SEO Basics is the eCreative IM blog column written for SEO beginners just learning the basics of search engine optimization. You can find all our SEO Basics articles by browsing the SEO Basics Archive or find the specific tips you’re looking for in our SEO Tips & Guides page.

Nofollow links were introduced back in 2005, originally as a way to combat comment spam on blogs. As anyone with a blog knows, comment spam is alive and well. However since that introduction the purpose of the nofollow link attribute has changed to become a way of identifying paid links and untrustworthy links, and ensuring that your site does not gain SEO benefit from nofollow backlinks.

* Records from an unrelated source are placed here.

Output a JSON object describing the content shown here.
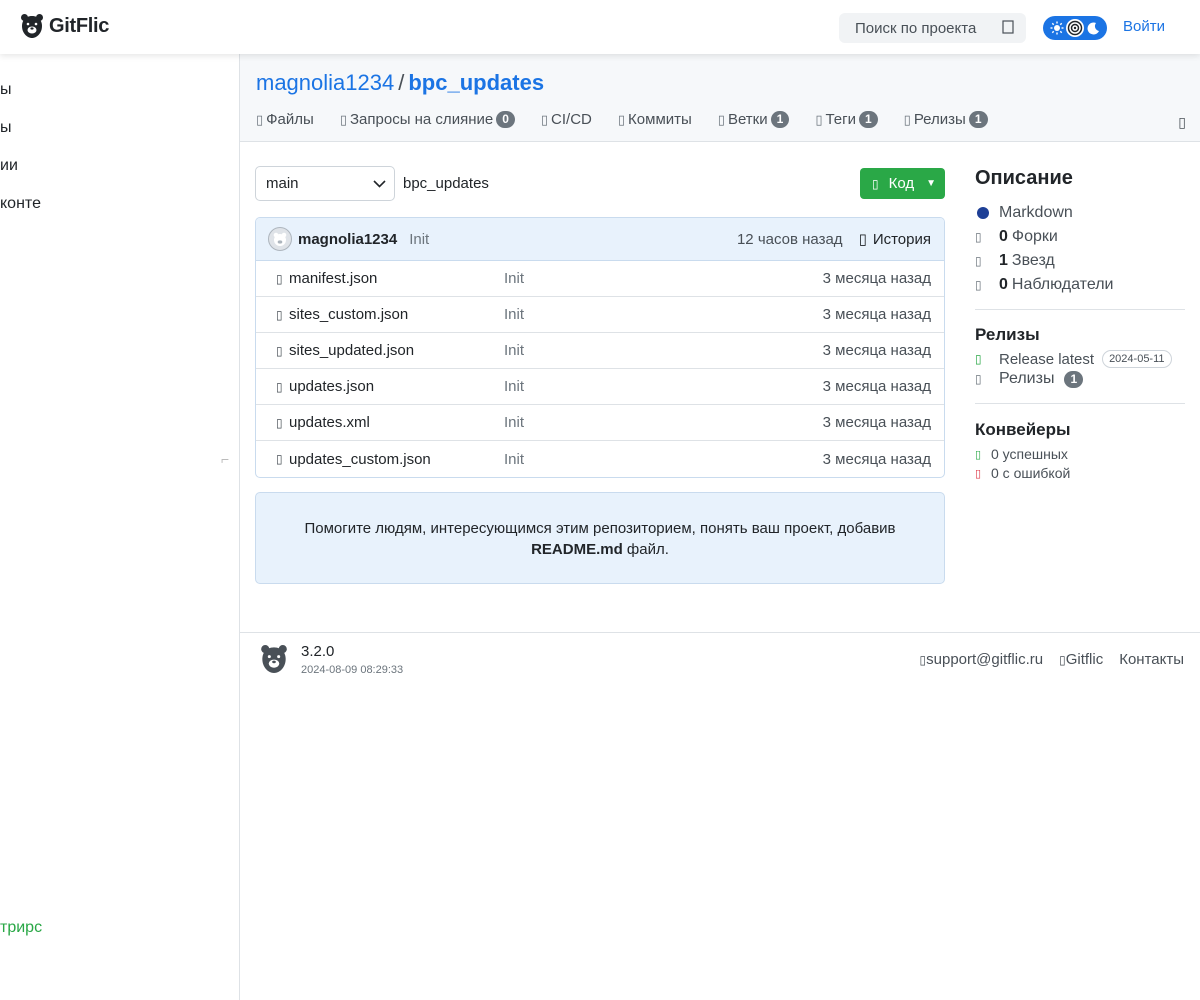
{
  "header": {
    "logo_text": "GitFlic",
    "search_placeholder": "Поиск по проекта",
    "login_label": "Войти",
    "theme_icons": [
      "sun-icon",
      "auto-icon",
      "moon-icon"
    ]
  },
  "left_panel": {
    "items": [
      "ы",
      "ы",
      "ии",
      "конте"
    ],
    "bottom_items": [
      "",
      "трирс"
    ]
  },
  "repo": {
    "owner": "magnolia1234",
    "separator": "/",
    "name": "bpc_updates",
    "tabs": [
      {
        "label": "Файлы",
        "icon": "file-icon"
      },
      {
        "label": "Запросы на слияние",
        "count": "0",
        "icon": "merge-icon"
      },
      {
        "label": "CI/CD",
        "icon": "cicd-icon"
      },
      {
        "label": "Коммиты",
        "icon": "commit-icon"
      },
      {
        "label": "Ветки",
        "count": "1",
        "icon": "branch-icon"
      },
      {
        "label": "Теги",
        "count": "1",
        "icon": "tag-icon"
      },
      {
        "label": "Релизы",
        "count": "1",
        "icon": "release-icon"
      }
    ]
  },
  "toolbar": {
    "branch": "main",
    "path": "bpc_updates",
    "code_button": "Код"
  },
  "last_commit": {
    "author": "magnolia1234",
    "message": "Init",
    "time": "12 часов назад",
    "history_label": "История"
  },
  "files": [
    {
      "name": "manifest.json",
      "message": "Init",
      "time": "3 месяца назад"
    },
    {
      "name": "sites_custom.json",
      "message": "Init",
      "time": "3 месяца назад"
    },
    {
      "name": "sites_updated.json",
      "message": "Init",
      "time": "3 месяца назад"
    },
    {
      "name": "updates.json",
      "message": "Init",
      "time": "3 месяца назад"
    },
    {
      "name": "updates.xml",
      "message": "Init",
      "time": "3 месяца назад"
    },
    {
      "name": "updates_custom.json",
      "message": "Init",
      "time": "3 месяца назад"
    }
  ],
  "readme_hint": {
    "text_before": "Помогите людям, интересующимся этим репозиторием, понять ваш проект, добавив",
    "file": "README.md",
    "text_after": "файл."
  },
  "sidebar": {
    "description_title": "Описание",
    "language": "Markdown",
    "language_color": "#1e3f96",
    "forks_count": "0",
    "forks_label": "Форки",
    "stars_count": "1",
    "stars_label": "Звезд",
    "watchers_count": "0",
    "watchers_label": "Наблюдатели",
    "releases_title": "Релизы",
    "release_latest": "Release latest",
    "release_date": "2024-05-11",
    "releases_label": "Релизы",
    "releases_count": "1",
    "pipelines_title": "Конвейеры",
    "pipelines_success": "0 успешных",
    "pipelines_failed": "0 с ошибкой"
  },
  "footer": {
    "version": "3.2.0",
    "build_date": "2024-08-09 08:29:33",
    "support_email": "support@gitflic.ru",
    "gitflic_link": "Gitflic",
    "contacts_link": "Контакты"
  },
  "colors": {
    "accent": "#1b74e4",
    "success": "#2aa847",
    "danger": "#dc3545"
  }
}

In short, a Nofollow link tells search engine bots not to follow the link. The link passes on no SEO value — it essentially exists only for people, and not for search engines.

Some of the common places you’ll see nofollow links is in any kind of paid link (if a paid link doesn’t have the rel=nofollow attribute, Google could punish your site) and comments on blogs and forums, where the site doesn’t necessarily trust any link that any random person might post (the idea here being to discourage link spam).

A nofollow link attribute appears in your HTML code as: <a href=”www.site.com” rel=”nofollow”>Link</a>  Note that most blog or forum software has user comment links assigned the nofollow attribute by default.

How Google Really Treats a Nofollow Backlink

Despite the fact that the original idea was that search engines would effectively ignore nofollow links, Google’s bot does, in fact, often follow those links and use it to find other pages on the internet.

However, Google has been firm and adamant that those links do not pass on PageRank, do not count as a backlink with any weight, and do not help your SEO in any way. This has been called into question from time to time, especially because nofollow links sometimes do show up in Google’s Webmaster Tools as a backlink. Google’s Matt Cutts was pretty clear on this behavior:

Do not assume just because you see a backlink that it’s carrying weight. I’m going to say that again: Do not assume just because you see a backlink that it’s carrying weight. Sometime in the next year, someone will say “But I saw an insert-link-fad-here backlink show up in Google’s backlink tool, so it must count. Right?” And then I’ll point them back here, where I say do not assume just because you see a backlink that it’s carrying weight.

There has been no truly persuasive scientific evidence that Google is wrong in their statement that nofollow backlinks have no SEO weight. There is some anecdotal evidence that there might be some minor amount of weight to nofollow links, or that it might happen in some circumstances, but no one has demonstrated any reproduceable evidence that nofollow links are at all valuable to SEO.

Nofollow Links and Link Sculpting

At one point after Google first started using the nofollow link attribute SEO professionals started using it internally on sites to control how much PageRank was passed to various links. This benefit was written out of the Google algorithm years ago. You cannot use the nofollow attribute to control how PageRank is passed through links any longer.